Another reason was that one of my extra-curriculars prior to the pandemic was another source of triggers and many people who caused the triggers were connected to me in Facebook, where links to my blogs are often posted. I knew it would make attending the activity awkward, if not uncomfortable for all parties. Now that I'm no longer at that company or involved in the extracurricular, I feel it's time to dust off this website and bring it up to speed again. It's amazing how many new resources of info are out there, including YouTube videos and support groups. I love how much progress has been made in getting the word out and educating people about Misoophonia.
As devastating as the pandemic is, one thing I can say about it is having the ability to work from home has, for the most part, mitigated most of my triggers. Yes, I still scramble to mute my TV any time commercials come on (for some reason, marketing people have been using whistling as background more often than in the past or taking advantage of people's high-fidelity sound systems to show off how crunchy their chips are). I also have a new feather baby who, when she's not trying to join in my work zoom conversations, she chirps non-stop to get my attention, which only exacerbates any triggers I may be experiencing.

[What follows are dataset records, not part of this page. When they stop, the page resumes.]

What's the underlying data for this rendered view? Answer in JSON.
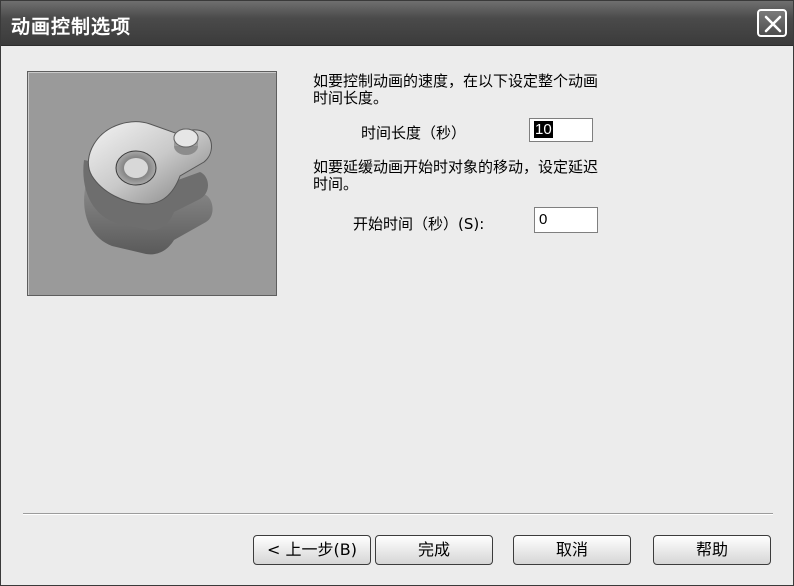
{
  "window": {
    "title": "动画控制选项",
    "close_icon": "close-icon"
  },
  "preview": {
    "image": "mechanical-part-preview"
  },
  "duration": {
    "description_line1": "如要控制动画的速度，在以下设定整个动画",
    "description_line2": "时间长度。",
    "label": "时间长度（秒）",
    "value": "10"
  },
  "delay": {
    "description_line1": "如要延缓动画开始时对象的移动，设定延迟",
    "description_line2": "时间。",
    "label": "开始时间（秒）(S):",
    "value": "0"
  },
  "buttons": {
    "back": "< 上一步(B)",
    "finish": "完成",
    "cancel": "取消",
    "help": "帮助"
  }
}
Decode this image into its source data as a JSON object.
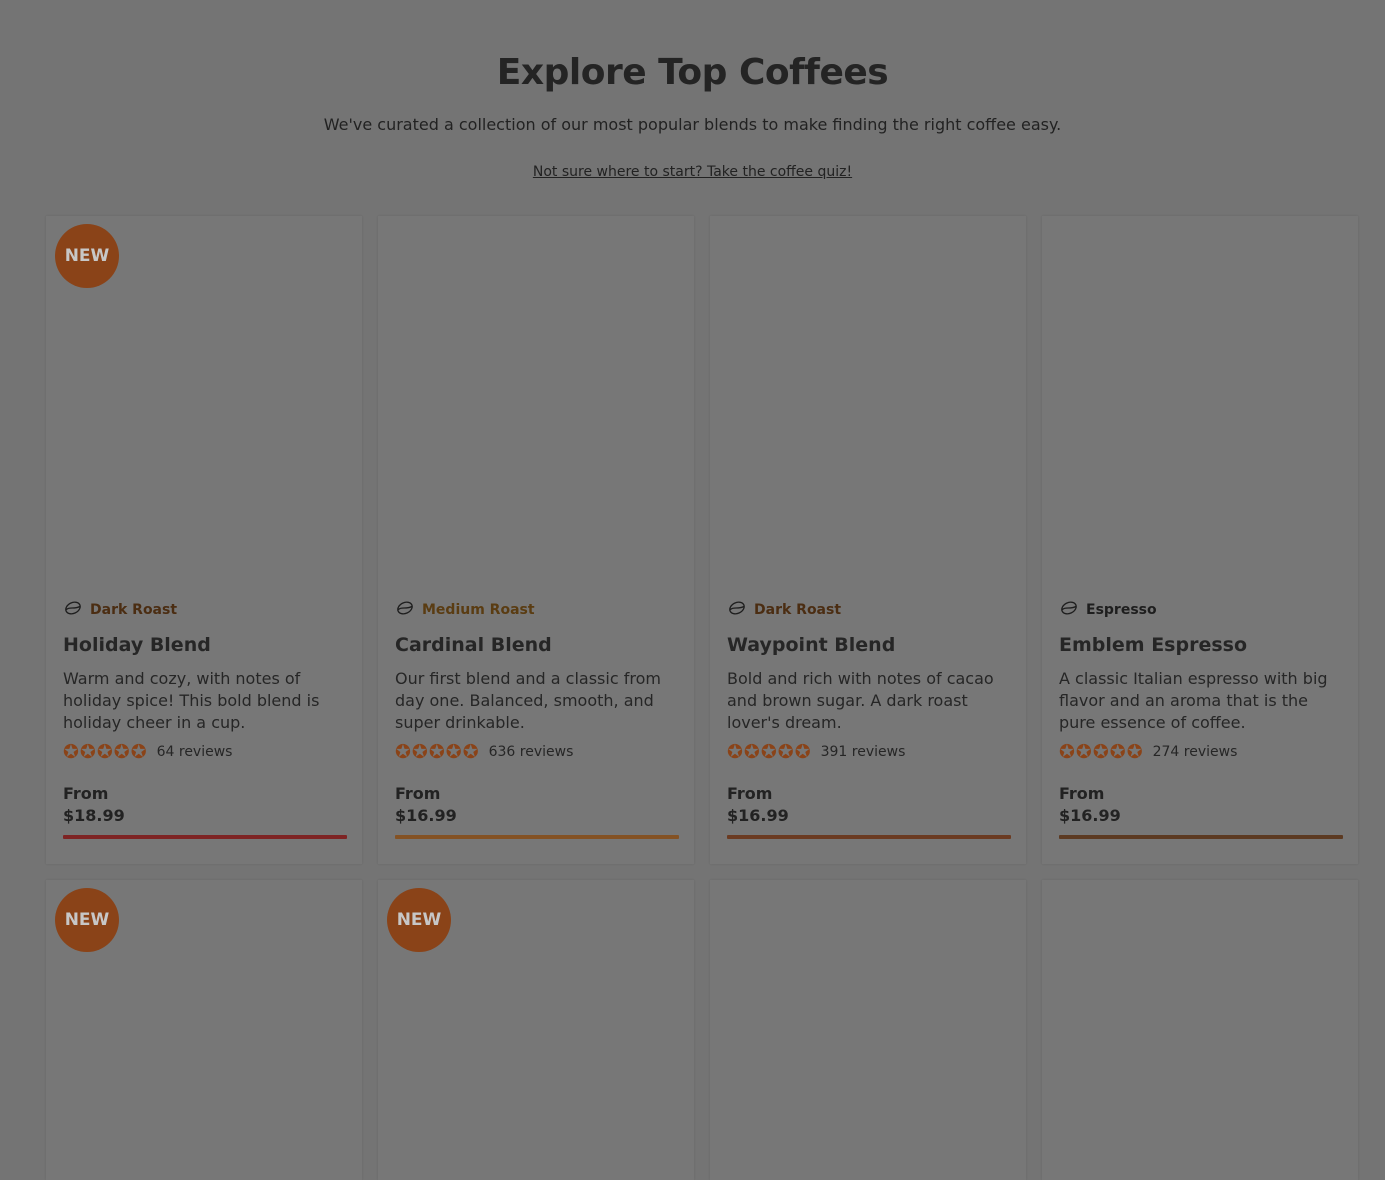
{
  "header": {
    "title": "Explore Top Coffees",
    "subtitle": "We've curated a collection of our most popular blends to make finding the right coffee easy.",
    "quiz_link": "Not sure where to start? Take the coffee quiz!"
  },
  "colors": {
    "badge": "#8a4318",
    "star": "#8a4318"
  },
  "products": [
    {
      "badge": "NEW",
      "roast": "Dark Roast",
      "roast_color": "#4b2d12",
      "name": "Holiday Blend",
      "description": "Warm and cozy, with notes of holiday spice! This bold blend is holiday cheer in a cup.",
      "rating": 5,
      "reviews": "64 reviews",
      "from_label": "From",
      "price": "$18.99",
      "bar_color": "#7e2424"
    },
    {
      "badge": "",
      "roast": "Medium Roast",
      "roast_color": "#5a3c12",
      "name": "Cardinal Blend",
      "description": "Our first blend and a classic from day one. Balanced, smooth, and super drinkable.",
      "rating": 5,
      "reviews": "636 reviews",
      "from_label": "From",
      "price": "$16.99",
      "bar_color": "#845224"
    },
    {
      "badge": "",
      "roast": "Dark Roast",
      "roast_color": "#4b2d12",
      "name": "Waypoint Blend",
      "description": "Bold and rich with notes of cacao and brown sugar. A dark roast lover's dream.",
      "rating": 5,
      "reviews": "391 reviews",
      "from_label": "From",
      "price": "$16.99",
      "bar_color": "#6b3b22"
    },
    {
      "badge": "",
      "roast": "Espresso",
      "roast_color": "#1e1e1e",
      "name": "Emblem Espresso",
      "description": "A classic Italian espresso with big flavor and an aroma that is the pure essence of coffee.",
      "rating": 5,
      "reviews": "274 reviews",
      "from_label": "From",
      "price": "$16.99",
      "bar_color": "#5c3a22"
    }
  ],
  "second_row": [
    {
      "badge": "NEW"
    },
    {
      "badge": "NEW"
    },
    {
      "badge": ""
    },
    {
      "badge": ""
    }
  ]
}
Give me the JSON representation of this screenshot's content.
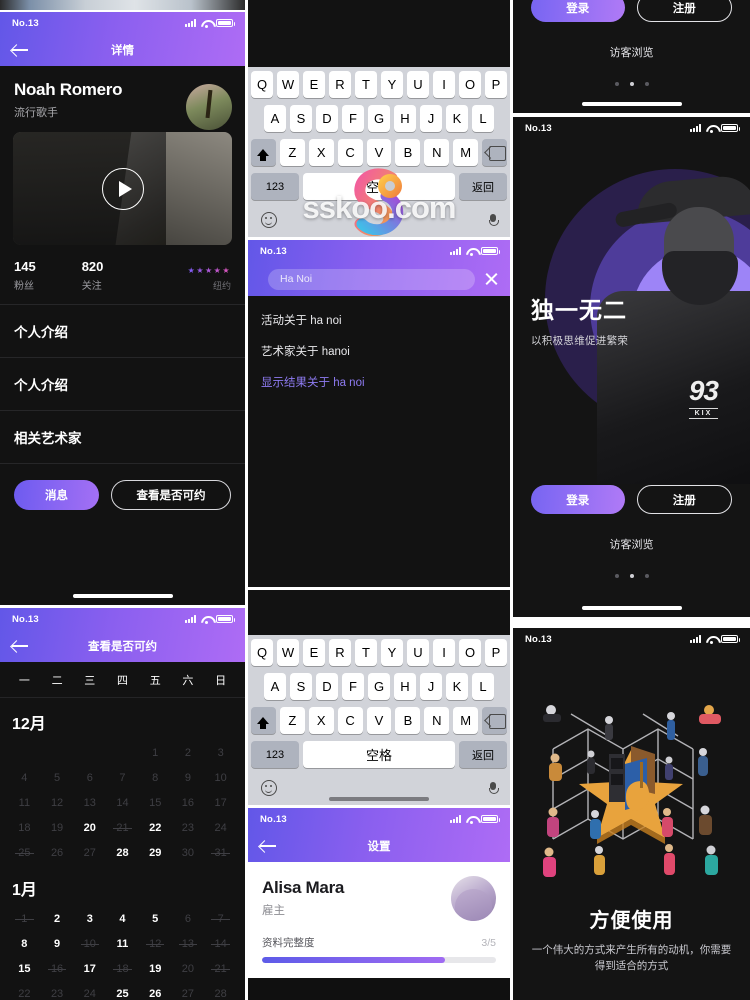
{
  "meta": {
    "watermark": "sskoo.com",
    "status_label": "No.13"
  },
  "artist_detail": {
    "title": "详情",
    "name": "Noah Romero",
    "role": "流行歌手",
    "stats": [
      {
        "value": "145",
        "label": "粉丝"
      },
      {
        "value": "820",
        "label": "关注"
      }
    ],
    "rating_stars": "★★★★★",
    "location": "纽约",
    "rows": [
      "个人介绍",
      "个人介绍",
      "相关艺术家"
    ],
    "primary_button": "消息",
    "secondary_button": "查看是否可约"
  },
  "calendar": {
    "title": "查看是否可约",
    "weekdays": [
      "一",
      "二",
      "三",
      "四",
      "五",
      "六",
      "日"
    ],
    "months": [
      {
        "name": "12月",
        "lead_blanks": 4,
        "days": [
          {
            "n": "1",
            "state": "off"
          },
          {
            "n": "2",
            "state": "off"
          },
          {
            "n": "3",
            "state": "off"
          },
          {
            "n": "4",
            "state": "off"
          },
          {
            "n": "5",
            "state": "off"
          },
          {
            "n": "6",
            "state": "off"
          },
          {
            "n": "7",
            "state": "off"
          },
          {
            "n": "8",
            "state": "off"
          },
          {
            "n": "9",
            "state": "off"
          },
          {
            "n": "10",
            "state": "off"
          },
          {
            "n": "11",
            "state": "off"
          },
          {
            "n": "12",
            "state": "off"
          },
          {
            "n": "13",
            "state": "off"
          },
          {
            "n": "14",
            "state": "off"
          },
          {
            "n": "15",
            "state": "off"
          },
          {
            "n": "16",
            "state": "off"
          },
          {
            "n": "17",
            "state": "off"
          },
          {
            "n": "18",
            "state": "off"
          },
          {
            "n": "19",
            "state": "off"
          },
          {
            "n": "20",
            "state": "sel"
          },
          {
            "n": "21",
            "state": "strike"
          },
          {
            "n": "22",
            "state": "on"
          },
          {
            "n": "23",
            "state": "off"
          },
          {
            "n": "24",
            "state": "off"
          },
          {
            "n": "25",
            "state": "strike"
          },
          {
            "n": "26",
            "state": "off"
          },
          {
            "n": "27",
            "state": "off"
          },
          {
            "n": "28",
            "state": "on"
          },
          {
            "n": "29",
            "state": "on"
          },
          {
            "n": "30",
            "state": "off"
          },
          {
            "n": "31",
            "state": "strike"
          }
        ]
      },
      {
        "name": "1月",
        "lead_blanks": 0,
        "days": [
          {
            "n": "1",
            "state": "strike"
          },
          {
            "n": "2",
            "state": "on"
          },
          {
            "n": "3",
            "state": "on"
          },
          {
            "n": "4",
            "state": "on"
          },
          {
            "n": "5",
            "state": "on"
          },
          {
            "n": "6",
            "state": "off"
          },
          {
            "n": "7",
            "state": "strike"
          },
          {
            "n": "8",
            "state": "on"
          },
          {
            "n": "9",
            "state": "on"
          },
          {
            "n": "10",
            "state": "strike"
          },
          {
            "n": "11",
            "state": "on"
          },
          {
            "n": "12",
            "state": "strike"
          },
          {
            "n": "13",
            "state": "strike"
          },
          {
            "n": "14",
            "state": "strike"
          },
          {
            "n": "15",
            "state": "on"
          },
          {
            "n": "16",
            "state": "strike"
          },
          {
            "n": "17",
            "state": "on"
          },
          {
            "n": "18",
            "state": "strike"
          },
          {
            "n": "19",
            "state": "on"
          },
          {
            "n": "20",
            "state": "off"
          },
          {
            "n": "21",
            "state": "strike"
          },
          {
            "n": "22",
            "state": "off"
          },
          {
            "n": "23",
            "state": "off"
          },
          {
            "n": "24",
            "state": "off"
          },
          {
            "n": "25",
            "state": "on"
          },
          {
            "n": "26",
            "state": "on"
          },
          {
            "n": "27",
            "state": "off"
          },
          {
            "n": "28",
            "state": "off"
          }
        ]
      }
    ]
  },
  "keyboard": {
    "row1": [
      "Q",
      "W",
      "E",
      "R",
      "T",
      "Y",
      "U",
      "I",
      "O",
      "P"
    ],
    "row2": [
      "A",
      "S",
      "D",
      "F",
      "G",
      "H",
      "J",
      "K",
      "L"
    ],
    "row3": [
      "Z",
      "X",
      "C",
      "V",
      "B",
      "N",
      "M"
    ],
    "num_key": "123",
    "space_key": "空格",
    "return_key": "返回"
  },
  "search": {
    "query": "Ha Noi",
    "results": [
      "活动关于 ha noi",
      "艺术家关于 hanoi"
    ],
    "show_all": "显示结果关于 ha noi"
  },
  "settings": {
    "title": "设置",
    "name": "Alisa Mara",
    "role": "雇主",
    "progress_label": "资料完整度",
    "progress_value": "3/5",
    "progress_percent": 78
  },
  "login": {
    "headline": "独一无二",
    "subhead": "以积极思维促进繁荣",
    "login_button": "登录",
    "register_button": "注册",
    "guest_link": "访客浏览"
  },
  "onboarding": {
    "headline": "方便使用",
    "body": "一个伟大的方式来产生所有的动机，你需要得到适合的方式"
  },
  "colors": {
    "accent": "#8463F0",
    "header_from": "#6257E8",
    "header_to": "#AE6CF5",
    "dark_bg": "#121212"
  }
}
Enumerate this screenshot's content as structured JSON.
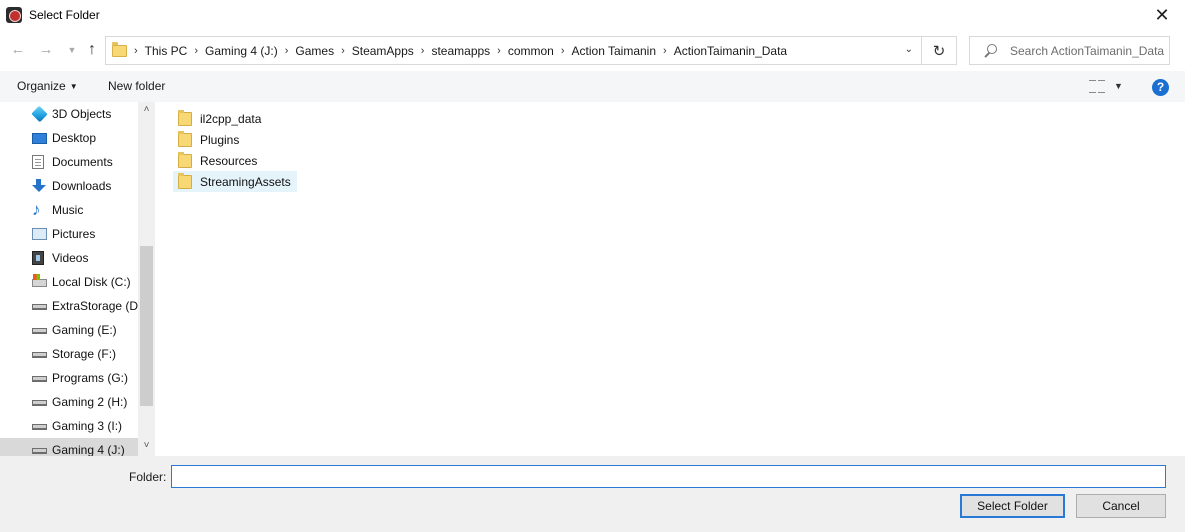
{
  "window": {
    "title": "Select Folder"
  },
  "address": {
    "crumbs": [
      "This PC",
      "Gaming 4 (J:)",
      "Games",
      "SteamApps",
      "steamapps",
      "common",
      "Action Taimanin",
      "ActionTaimanin_Data"
    ]
  },
  "search": {
    "placeholder": "Search ActionTaimanin_Data"
  },
  "toolbar": {
    "organize": "Organize",
    "new_folder": "New folder",
    "help": "?"
  },
  "nav": {
    "items": [
      {
        "label": "3D Objects",
        "icon": "3d-objects-icon"
      },
      {
        "label": "Desktop",
        "icon": "desktop-icon"
      },
      {
        "label": "Documents",
        "icon": "documents-icon"
      },
      {
        "label": "Downloads",
        "icon": "downloads-icon"
      },
      {
        "label": "Music",
        "icon": "music-icon"
      },
      {
        "label": "Pictures",
        "icon": "pictures-icon"
      },
      {
        "label": "Videos",
        "icon": "videos-icon"
      },
      {
        "label": "Local Disk (C:)",
        "icon": "local-disk-icon"
      },
      {
        "label": "ExtraStorage (D:)",
        "icon": "drive-icon"
      },
      {
        "label": "Gaming (E:)",
        "icon": "drive-icon"
      },
      {
        "label": "Storage (F:)",
        "icon": "drive-icon"
      },
      {
        "label": "Programs (G:)",
        "icon": "drive-icon"
      },
      {
        "label": "Gaming 2 (H:)",
        "icon": "drive-icon"
      },
      {
        "label": "Gaming 3 (I:)",
        "icon": "drive-icon"
      },
      {
        "label": "Gaming 4 (J:)",
        "icon": "drive-icon",
        "selected": true
      }
    ]
  },
  "files": [
    {
      "name": "il2cpp_data",
      "icon": "folder-icon"
    },
    {
      "name": "Plugins",
      "icon": "folder-icon"
    },
    {
      "name": "Resources",
      "icon": "folder-icon"
    },
    {
      "name": "StreamingAssets",
      "icon": "folder-icon",
      "selected": true
    }
  ],
  "bottom": {
    "folder_label": "Folder:",
    "folder_value": "",
    "select_button": "Select Folder",
    "cancel_button": "Cancel"
  }
}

Unfortunately, this past week has brought those tensions to a new high for me in a way that I haven't felt in nearly five years. I've been spoiled by being about to isolate myself from most triggers during the pandemic but in the rare times I do go out, I don't have that kind of control anymore. Last weekend, when I was exposed to a trigger and I asked the person to please stop, instead of just stopping, the person modified what they were doing and proceeded to then ask, "Does this bother you?" When I turned my head away, the person continued modifying what they were doing and asking, "Does this bother you?" The person continued two more times. I can understand an initial trigger being unintentional but to deliberately continue doing different variations of it and asking me if it triggers me is even worse than the initial trigger. Instead of de-escalating the situation as soon as I said, "Please stop," it was like telling someone not to think of a white rabbit. If the rabbit hadn't been on the person's mind to begin with, it is now!
My heart raced at being triggered multiple times and my adrenaline kept building to an all-time high for me. It took all my energy to not bolt out the door or blow up like a bottle of soda shaken and ready to explode - in the middle of a restaurant no less. There's a reason why this condition is often referred to as "Sound Rage," (which is also the title to Judith Krauthamer's wonderful book about Misophonia). I felt a panic that I haven't felt in a long time. A physical adrenaline burst that shook me to the core. Even a week later as I'm writing this, my hands are shaking and my heart is pounding so hard that I feel the throbbing pulse against my collar bone and at the back of my jaw by my jugular.
I wish I could go into more detail, like the detailed matter of fact blog recounting posts that I've done in the past, but I just haven't been able to calm down enough. Thinking about what happened brings back the sensations just as strongly as when the trigger occurred in the first place. On top of that, triggers that I normally can tolerate from my bird at home are now exasperated tenfold so that repetitive chirps to get my attention are as annoying as having a smoke detector with a failing battery at 1am.
I will say that the experience reminded me about how much this blog and website has not only been an outlet for me to vent my experiences, but also has helped people around the world, whether as a source of comfort for other suffers to know they're not alone, or for people with family/friends/coworkers who want to know what misophonia is all about.
I'm already bracing myself for many more triggers in the upcoming months. I have three upcoming trips planned before the end of the year. I haven't stepped foot in an airport since before the pandemic lockdown started, which is one of the most intense locations for being bombarded by triggers. Holiday time is also a big source of triggers. Avoiding holiday-related triggers is one of the reasons why I've spent Thanksgiving and other holidays by myself for nearly a decade.
I can only hope that I can get my heart to stop racing soon because adding new triggers on top of the adrenaline I'm already experiencing is going to just make it that much harder to come down.
Time to break out the kick-boxing gloves!